Mock AZA inspection goes well
Efforts continue for Great Bend’s zoo to receive national accreditation from the Association of Zoos and Aquariums (AZA). On Dec. 9, Brit Spaugh Zoo had a mock AZA inspection, in preparation for the real thing.
Zoo Director Scott Gregory said representatives from the Sedgwick County Zoo in Wichita, Sunset Zoo in Manhattan, and Lee Richardson Zoo in Garden City conducted an inspection similar to what they have encountered in AZA inspections.
"They did a big walk around and gave us some ideas on what we need to do or what needs fixing up," Gregory said. "We had a list of major concerns, and minor concerns. The minor concerns definitely outweighed the major concerns, which is good because the minor concerns can be fixed pretty easily.
"We only have a few major concerns such as cracks in the concrete, locking some shift doors and reinforcing some enclosures," he said. The zoo’s written application is now 98 percent complete, and Gregory said he hopes a full application can be submitted in March after some final concerns are cleared up.
If there are stars at the Great Bend-Brit Spaugh Zoo, Maggie the grizzly bear was one of them. Her early life in captivity, when she was known as Bear 60, could be described as tragic. But she was rescued in the early 1980s and brought to Great Bend, and in 1984 her photo appeared on the cover of Life magazine.
Maggie died on Dec. 8.
Zoo Director Scott Gregory said the bear was well into her lifespan and suffered from arthritis when the decision was made to put her down. "It got to the point she couldn’t get up to move around," he said. "Sometimes working in a zoo you have to make those decisions on when is it a good time to go through the euthanasia process, and I think on behalf of the zoo staff and veterinarians we all were 100 percent sure it was the right thing to do."

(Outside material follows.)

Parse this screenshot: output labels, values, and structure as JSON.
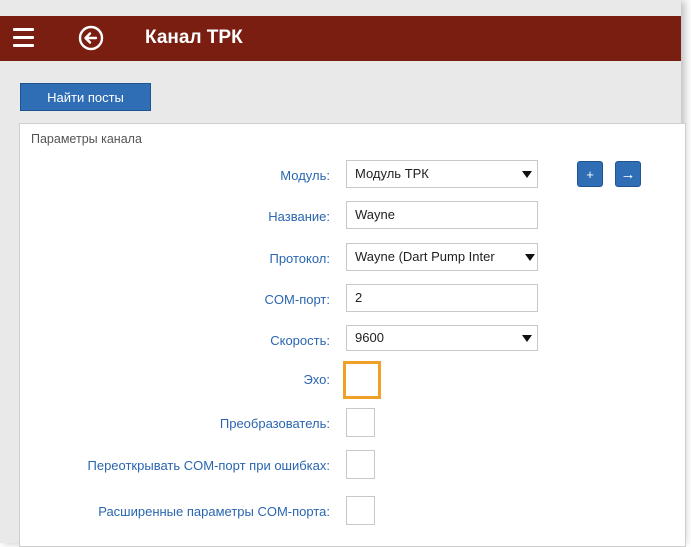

The August 1984 cover story in Life asked the question, "Can People & Grizzlies Coexist?" It was an issue at the time because officials at national parks such as Yellowstone were trying to balance human recreational needs with wildlife management. Although they had limited people's access to remote areas that were prime bear habitat, that summer one woman was killed and another person mauled by grizzlies in separate incidents at Yellowstone.
An excerpt from the Life article reveals a little of Maggie’s early life:
"Separated from her cubs and awaiting execution (by drugs), Bear 60 spent two weeks at the Border Grizzly Project in Missoula, Mont. She was kept in a cell in a former World War II internment camp. In their three-year search for a repellent to deter bears from approaching humans and their food, researchers have tried everything from railroad flares and boat horns to skunk-scented sprays and fast opening umbrellas. Bear 60 was squirted with capsaicin, a derivative of red pepper, in aerosol form. The researchers believed that after several snootfuls, the bear learned her lesson."
"As you can see from that statement she held a rough life to start off with," Gregory said. But, as the article goes on to explain, 1,700 local residents in Montana signed petitions to spare Bear 60. "She was rescued in the early ’80s before her execution and brought to the Great Bend-Brit Spaugh Zoo, where she has been spoiled rotten since."
She shared an enclosure with Max, a male grizzly, but they were not a breeding pair, Gregory said.
"Maggie was a very sweet bear, and the fact her life was saved and brought to reside in Great Bend for the remainder of her life was a major plus for the town," he said. "She was definitely one of the staff favorites, as well as many visitors to the zoo."
After her euthanasia, Maggie was buried in a burial spot owned by the City of Great Bend, but first a necropsy was performed. "Nothing substantial appeared," Gregory said. "Just a well lived bear. On behalf of the staff of the Great Bend-Brit Spaugh Zoo, we’ll miss you Maggie — RIP."